その環境規制の一つにRoHS指令:Restriction of Hazardous Substances Directive(危険物質に関する制限令)があります。電子・電気機器における特定有害物質の使用制限についての欧州連合(EU)による指令です。RoHS指令は2003年2月に最初の指令(通称:RoHS1)が制定され、2006年7月に施行されました。その後2011年7月に改正指令(通称:RoHS2)を公布。RoHS1では有害物質として6物質が指定されていましたが、RoHS2では4物質が追加され、合計10物質が規制対象になりました。そして2019年7月22日から使用制限がはじまりました。
禁止物質と対象製品カテゴリーです。現時点で、あらゆる電気・電子機器がその対象となっています。
鉛、水銀、六価クロム、カドミウムは人体に毒性がある金属もしくは金属化合物です。
ですので、それらが規制されるのは当然のことかと。また、PBBやPBDEは、臭素を含み、プラスチック(躯体など)に難燃性を付与できることから使われてきたのですが、人体影響(毒性)があることから禁止されました。
一方、最近、追加された4種類。
・DEHP:フタル酸ジニエチルへキシル
・BBP :フタル酸ブチルベンジル
・DBP :フタル酸ジブチル
・DIBP :フタル酸ジイソブチル
これらは、金属を含まず、また臭素などのハロゲンも含まれていません。どんな毒性なのでしょうか? これらは、人間の内分泌系をかく乱し、健康に影響を与えるのだそうです(環境ホルモン物質)。もう、フタル酸エステル類は使えそうもありません。実際、代替剤として非フタル酸系が使われているそうです。これらは従来、プラスチックの可塑剤(プラスチックを柔らかくする添加剤)として使われてきました。大学の教科書にもその用途が記されています。長年にわたって使われてきたのですが、ついに規制されてしまいました。

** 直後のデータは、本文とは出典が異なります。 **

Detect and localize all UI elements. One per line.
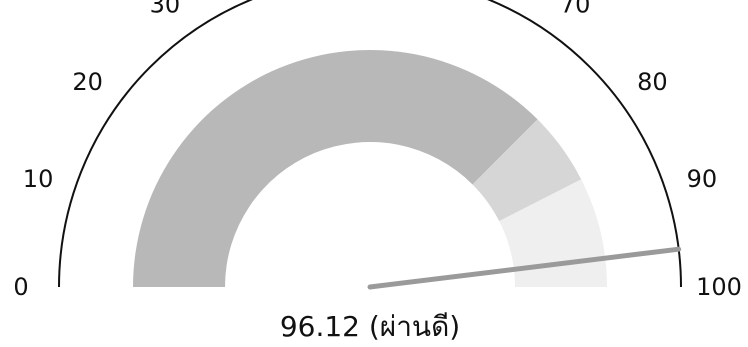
- gauge-tick-labels: 0102030405060708090100: [13, 0, 742, 301]
- gauge-value-readout: 96.12 (ผ่านดี): [280, 310, 460, 343]
- tick-label-10: 10: [23, 165, 54, 193]
- gauge-needle: [367, 246, 682, 290]
- tick-label-100: 100: [696, 273, 742, 301]
- gauge-band-2: [472, 119, 582, 222]
- gauge-bands: [133, 50, 607, 287]
- gauge-band-1: [133, 50, 538, 287]
- gauge-outer-arc: [58, 0, 682, 288]
- tick-label-30: 30: [150, 0, 181, 19]
- tick-label-0: 0: [13, 273, 28, 301]
- tick-label-80: 80: [637, 68, 668, 96]
- tick-label-70: 70: [560, 0, 591, 19]
- tick-label-20: 20: [72, 68, 103, 96]
- tick-label-90: 90: [687, 165, 718, 193]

また、ROHs指令の今後ですが、以下の物質が順番に規制されてゆく予想だそうです。
フタル酸はもうダメで、そのあと、アンチモン類。
また、気になるのがポリ塩化ビニルです。俗にいう塩ビです。
その用途は、衣類、壁紙、バッグ、インテリアなど多岐にわたります。なのでその影響はとてつもなく大きいものになると思います。